Tuesday, August 22, 2017
I am one who can be mesmerized by the moon. One who will spend a long time staring at the moon while thinking about my life and its path.
I am aware that the moon has much to do with my mood and how I react to situations. I prefer to live in color using the darkness of the moon to clarify my purpose.
Yesterday the whole country was focused on the moon. It was an interesting time. I was not in the path of totality, but saw what I was meant to where I am right now.
Posted by Audrey Jensen-- at 10:23 AM
Monday, July 17, 2017
I am one who is working hard to grow, looking for the cracks and crevices others overlook. One who is finding the nourishment I need in the reservoirs that collect all I need to grow.
I just spent the weekend with a group of pagan women. What an amazing 24 hours of ritual, singing, chanting and sharing.
This group is one of the crevices I have found nourishment with. Even though I am an eclectic pagan, they welcomed me with open arms!
Posted by Audrey Jensen-- at 5:21 PM
Wednesday, July 12, 2017
I am one who is looking for more balance in my life. One who is perusing all options in my spiritual arsenal. I am one who is ready to move on to the next phase of my life to see where it leads me.
Continuing to look at my life and how I am leading it. Things need to change so I can be more productive with my time and talents.
Still not where I want to be. It is a long and winding path!
Posted by Audrey Jensen-- at 4:43 PM
Friday, June 2, 2017
Saturday, May 27, 2017
I am one who is in a relationship that is unlike others. One who is very grateful that my relationship is solid and able to withstand stormy weather. I am one who looks towards the future with the same eyes as my mate.
Our week of camping brought lots of time to talk about the future. It is always good to rehash things that have been decided in the past. Are we still on the same page? We are.
Adjustments have been made to the future plans, but still moving in the same direction.

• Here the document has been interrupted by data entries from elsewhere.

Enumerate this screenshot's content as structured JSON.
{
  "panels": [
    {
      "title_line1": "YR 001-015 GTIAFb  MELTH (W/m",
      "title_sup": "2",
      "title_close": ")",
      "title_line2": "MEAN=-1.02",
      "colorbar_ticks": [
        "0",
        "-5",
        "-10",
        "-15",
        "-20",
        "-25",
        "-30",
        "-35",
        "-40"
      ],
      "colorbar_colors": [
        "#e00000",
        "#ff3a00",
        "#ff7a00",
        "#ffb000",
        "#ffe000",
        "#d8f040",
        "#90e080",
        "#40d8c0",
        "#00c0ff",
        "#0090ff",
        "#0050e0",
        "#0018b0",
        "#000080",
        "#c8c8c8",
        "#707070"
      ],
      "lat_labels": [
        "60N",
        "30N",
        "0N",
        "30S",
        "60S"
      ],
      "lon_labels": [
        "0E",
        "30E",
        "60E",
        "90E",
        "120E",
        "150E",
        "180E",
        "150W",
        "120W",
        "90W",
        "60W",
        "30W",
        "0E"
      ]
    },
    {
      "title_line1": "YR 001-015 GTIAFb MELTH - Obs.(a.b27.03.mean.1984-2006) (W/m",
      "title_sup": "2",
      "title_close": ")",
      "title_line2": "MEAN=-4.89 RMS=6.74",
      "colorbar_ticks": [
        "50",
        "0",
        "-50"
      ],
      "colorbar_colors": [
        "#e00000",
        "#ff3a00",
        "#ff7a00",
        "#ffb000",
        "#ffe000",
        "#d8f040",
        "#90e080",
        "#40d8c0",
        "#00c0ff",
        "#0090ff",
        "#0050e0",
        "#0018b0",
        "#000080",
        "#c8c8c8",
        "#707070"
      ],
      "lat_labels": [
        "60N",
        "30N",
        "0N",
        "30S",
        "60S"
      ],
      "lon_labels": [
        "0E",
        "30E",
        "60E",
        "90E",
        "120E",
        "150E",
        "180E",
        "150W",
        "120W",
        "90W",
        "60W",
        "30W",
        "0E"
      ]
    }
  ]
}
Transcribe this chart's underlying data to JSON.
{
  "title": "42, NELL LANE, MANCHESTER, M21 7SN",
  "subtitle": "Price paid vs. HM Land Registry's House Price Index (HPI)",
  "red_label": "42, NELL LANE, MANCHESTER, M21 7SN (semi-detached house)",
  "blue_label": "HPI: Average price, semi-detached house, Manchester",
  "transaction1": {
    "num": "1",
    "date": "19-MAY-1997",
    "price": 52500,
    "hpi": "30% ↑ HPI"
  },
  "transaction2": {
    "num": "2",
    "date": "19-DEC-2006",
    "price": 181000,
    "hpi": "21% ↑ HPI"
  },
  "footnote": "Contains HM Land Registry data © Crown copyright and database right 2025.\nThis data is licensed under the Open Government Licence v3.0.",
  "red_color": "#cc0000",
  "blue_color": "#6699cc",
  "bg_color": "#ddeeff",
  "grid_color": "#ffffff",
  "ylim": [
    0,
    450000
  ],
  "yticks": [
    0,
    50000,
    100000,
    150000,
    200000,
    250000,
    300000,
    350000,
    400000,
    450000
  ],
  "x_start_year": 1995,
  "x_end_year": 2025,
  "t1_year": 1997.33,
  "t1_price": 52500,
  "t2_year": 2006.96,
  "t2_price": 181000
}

Posted by Audrey Jensen-- at 1:43 PM
Friday, May 26, 2017
I am one who believes in the magic in my soul. One who can accomplish whatever I hope to achieve. I am one who knows that when I believe in myself anything is possible.
There were a number of years when I thought I was not able to be a productive person. I am slowing learning that belief in myself is more important than accomplishments. My mind scatters and it is difficult to stay on task. That is just me and I have to accept that I am not a linear person very often.
The fact that nonlinear people are more creative makes my scattered thoughts not so bad after all.
Posted by Audrey Jensen-- at 12:01 PM
Tuesday, May 16, 2017
I am one who is walking on the edge of adventure. One who is looking up when she should be trying to keep grounded and safe. W am one who is distracted by the beautiful sky.
It really is hard to focus. It has been since I dented that darn drain tube in my head. I really need to ground myself and pay attention to what is going on.
Posted by Audrey Jensen-- at 6:29 PM
Saturday, May 13, 2017
Friday, May 12, 2017
I am one who is not afraid to step out of my comfort zone, as long as I have best friend with me. One who is willing to move closer to see the beauty that is nature.
This image says to me, to not be so slow to move closer to the beauty that surrounds me. I know that I always have the best friend part of me along for whatever adventure I find on the path.
The water lilies in the lake near my first home always called to me. Come, Come!
Posted by Audrey Jensen-- at 7:09 PM
Tuesday, May 9, 2017
I am one who is using the elements of the world to make sense of what is going on. One who is not afraid to explore what is outside the norm.
I was reminded last night of something horrible I never dealt with. It made me sad, but I found that it hadn't marred me like it could have. I am glad that I have grown into a better person because of what happened, but it didn't really change my life like I know it could have.
Being grounded and listening to my soul and body about my needs has really made my life. It also helps that I have friends that help me balance the good and the not so good!
Posted by Audrey Jensen-- at 5:08 PM
Saturday, May 6, 2017
I am one who is shining the light on all I want to be. One who is trying hard to not look at what was and focusing on what will.
As I am moving out of the dark, into the light of spring it is important for me to remember that what is in the past is just a reminder to find the light for my path going forward. I sort of lost my way for a bit, distracted by health issues and lack of focus.
Posted by Audrey Jensen-- at 11:11 AM
Saturday, January 7, 2017
I have just realized that my Spirit Animal at this time in my life is Crow. She offers me the guidance that I have been looking for. I thank her for being there for me on my path.